O choque séptico permanece uma das principais causas de mortalidade em terapia intensiva. Apesar do manejo estruturado com antibiótico precoce, controle de foco, reposição volêmica e vasopressores, a necessidade de doses elevadas e prolongadas de catecolaminas está associada a complicações como arritmias, disfunção miocárdica e isquemia periférica.

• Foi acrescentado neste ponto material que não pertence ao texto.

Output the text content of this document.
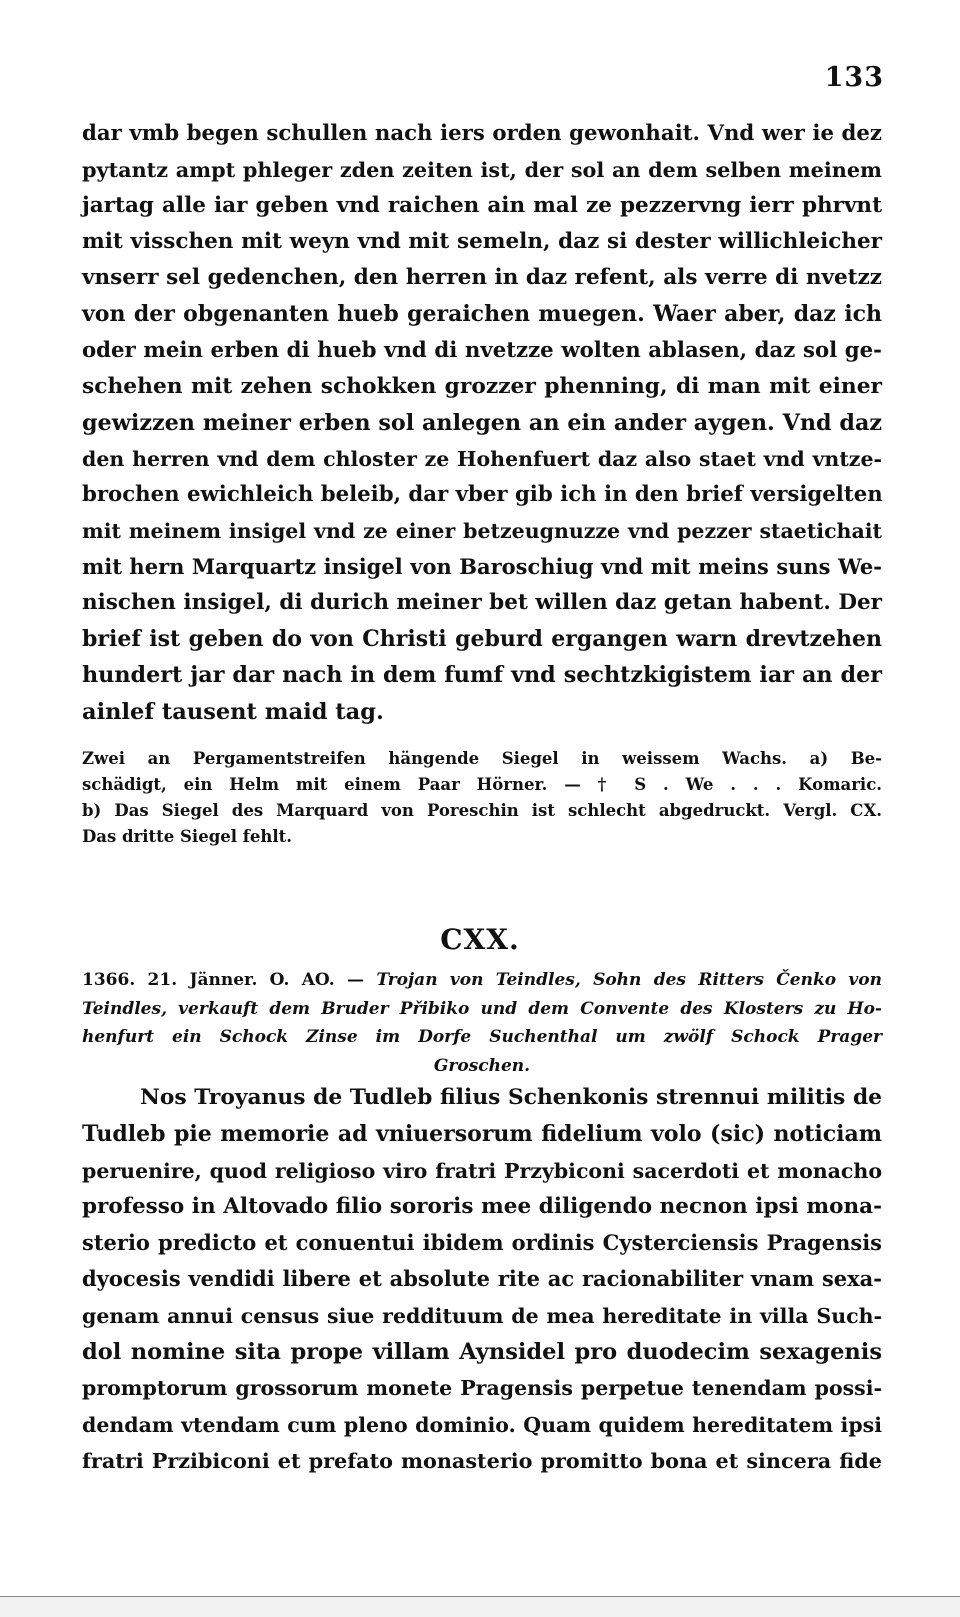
133
dar vmb begen schullen nach iers orden gewonhait. Vnd wer ie dez
pytantz ampt phleger zden zeiten ist, der sol an dem selben meinem
jartag alle iar geben vnd raichen ain mal ze pezzervng ierr phrvnt
mit visschen mit weyn vnd mit semeln, daz si dester willichleicher
vnserr sel gedenchen, den herren in daz refent, als verre di nvetzz
von der obgenanten hueb geraichen muegen. Waer aber, daz ich
oder mein erben di hueb vnd di nvetzze wolten ablasen, daz sol ge-
schehen mit zehen schokken grozzer phenning, di man mit einer
gewizzen meiner erben sol anlegen an ein ander aygen. Vnd daz
den herren vnd dem chloster ze Hohenfuert daz also staet vnd vntze-
brochen ewichleich beleib, dar vber gib ich in den brief versigelten
mit meinem insigel vnd ze einer betzeugnuzze vnd pezzer staetichait
mit hern Marquartz insigel von Baroschiug vnd mit meins suns We-
nischen insigel, di durich meiner bet willen daz getan habent. Der
brief ist geben do von Christi geburd ergangen warn drevtzehen
hundert jar dar nach in dem fumf vnd sechtzkigistem iar an der
ainlef tausent maid tag.
Zwei an Pergamentstreifen hängende Siegel in weissem Wachs. a) Be-
schädigt, ein Helm mit einem Paar Hörner. — † S . We . . . Komaric.
b) Das Siegel des Marquard von Poreschin ist schlecht abgedruckt. Vergl. CX.
Das dritte Siegel fehlt.
CXX.
1366. 21. Jänner. O. AO. — Trojan von Teindles, Sohn des Ritters Čenko von
Teindles, verkauft dem Bruder Přibiko und dem Convente des Klosters zu Ho-
henfurt ein Schock Zinse im Dorfe Suchenthal um zwölf Schock Prager
Groschen.
Nos Troyanus de Tudleb filius Schenkonis strennui militis de
Tudleb pie memorie ad vniuersorum fidelium volo (sic) noticiam
peruenire, quod religioso viro fratri Przybiconi sacerdoti et monacho
professo in Altovado filio sororis mee diligendo necnon ipsi mona-
sterio predicto et conuentui ibidem ordinis Cysterciensis Pragensis
dyocesis vendidi libere et absolute rite ac racionabiliter vnam sexa-
genam annui census siue reddituum de mea hereditate in villa Such-
dol nomine sita prope villam Aynsidel pro duodecim sexagenis
promptorum grossorum monete Pragensis perpetue tenendam possi-
dendam vtendam cum pleno dominio. Quam quidem hereditatem ipsi
fratri Przibiconi et prefato monasterio promitto bona et sincera fide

O azul de metileno (AM) atua inibindo a óxido nítrico sintase (NOS) endotelial e a guanilato ciclase solúvel, revertendo a vasoplegia mediada por excesso de NO. Seu uso já está consolidado em outros contextos de vasoplegia (pós-cirurgia cardíaca, por exemplo), mas os dados em choque séptico são limitados, com poucos ensaios clínicos randomizados, de pequeno porte e sem poder adequado para avaliar eventos adversos.
Recentemente, foi realizado um estudo de coorte retrospectivo, que incluiu 859.868 pacientes adultos com choque séptico (sepse com uso de vasopressor no primeiro dia de internação), admitidos em 1.100 hospitais dos Estados Unidos, entre 2008 e 2021.
Este estudo teve como objetivo descrever a epidemiologia e variabilidade do uso de azul de metileno, o tempo de utilização e a associação entre dose cumulativa de azul de metileno e desfechos clínicos, em pacientes que receberam a droga precocemente (até o 3º dia de internação).
Já em 2023 foi realizado um RCT que testou a intervenção precoce padronizada (azul de metileno até 24h do diagnóstico de choque séptico) como adjuvante para reduzir a dependência de vasopressor.
Abaixo, temos a comparação dos esquemas utilizados nos dois estudos:
1)Esquema do RCT – Ibarra-Estrada et al., 2023 (Crit Care)
- Infusão de 100 mg de azul de metileno em 6 horas
- Administrado uma vez ao dia por 3 dias
- Dose fixa, independente do peso
- Associado ao tratamento padrão (fluido + noradrenalina ± vasopressina
- Não foi usado bolus isolado inicial.
Este estudo teve como resultado um maior número de dias livres de vasopressor, retirada mais rápida de catecolamina, redução de tempo de internação e não houve aumento relevante de eventos adversos graves.
2) Esquemas tradicionalmente descritos na literatura – Fernando SM,2026 (Crit Care)
- A)Bolus1–2 mg/kg IV (dose única)
- Muito usado em choque vasoplégico pós-cirurgia cardíaca
- Situações de resgate hemodinâmico
- Resposta hemodinâmica rápida
- Pico abrupto
- Risco teórico maior de efeitos adversos dose-dependentes
- Efeito pode ser transitório
- B)Bolusseguido de infusão contínua
- 1–2 mg/kg bolus seguido de 0,25–0,5 mg/kg/h por 4–6h
Tem por objetivo sustentar o efeito vasoconstrictor e reduzir o risco de rebote hemodinâmico.
Conclusões e comparações entre os estudos
O estudo observacional de 2026 mostrou uma grande variabilidade de dose, resultado não linear entre dose cumulativa e desfecho e possível pior prognóstico com doses cumulativas maiores (mas com forte risco de confusão por gravidade).
Isso reforça uma hipótese interessante: talvez o problema não seja usar azul de metileno, mas usar tarde e escalar dose como terapia de desespero.
O RCT sugere que uso precoce, dose fixa, padronizada e controlada pode ter benefício hemodinâmico. Na UTI, isso se aplica baseando-se na melhor evidência atual: considerar o uso no choque séptico com vasoplegia com necessidade crescente de noradrenalina, dentro das primeiras 24h e após ressuscitação volêmica adequada.
Esquema com maior respaldo atualmente:
- 100 mg IV em 6 horas 1 x dia, repetido por até 3 dias.
- Evitar escalada empírica acima disso
Durante o uso devemos monitorar o lactato, PAM e necessidade de vasopressores, débito cardíaco, sinais de hipoperfusão periférica, metemoglobinemia se doses mais altas forem usadas e a interação com ISRS (risco de síndrome serotoninérgica).
O RCT de 2023 mudou o paradigma do azul de metileno como “droga de resgate tardio” para adjuvante hemodinâmico precoce.
O estudo observacional de 2026 reforça que o uso ainda é raro, com muita heterogeneidade e com possível prejuízo quando usado de forma tardia ou em doses maiores.
Um novo RCT multicêntrico com número maior de pacientes poderia confirmar o impacto em mortalidade e definir a dose ótima.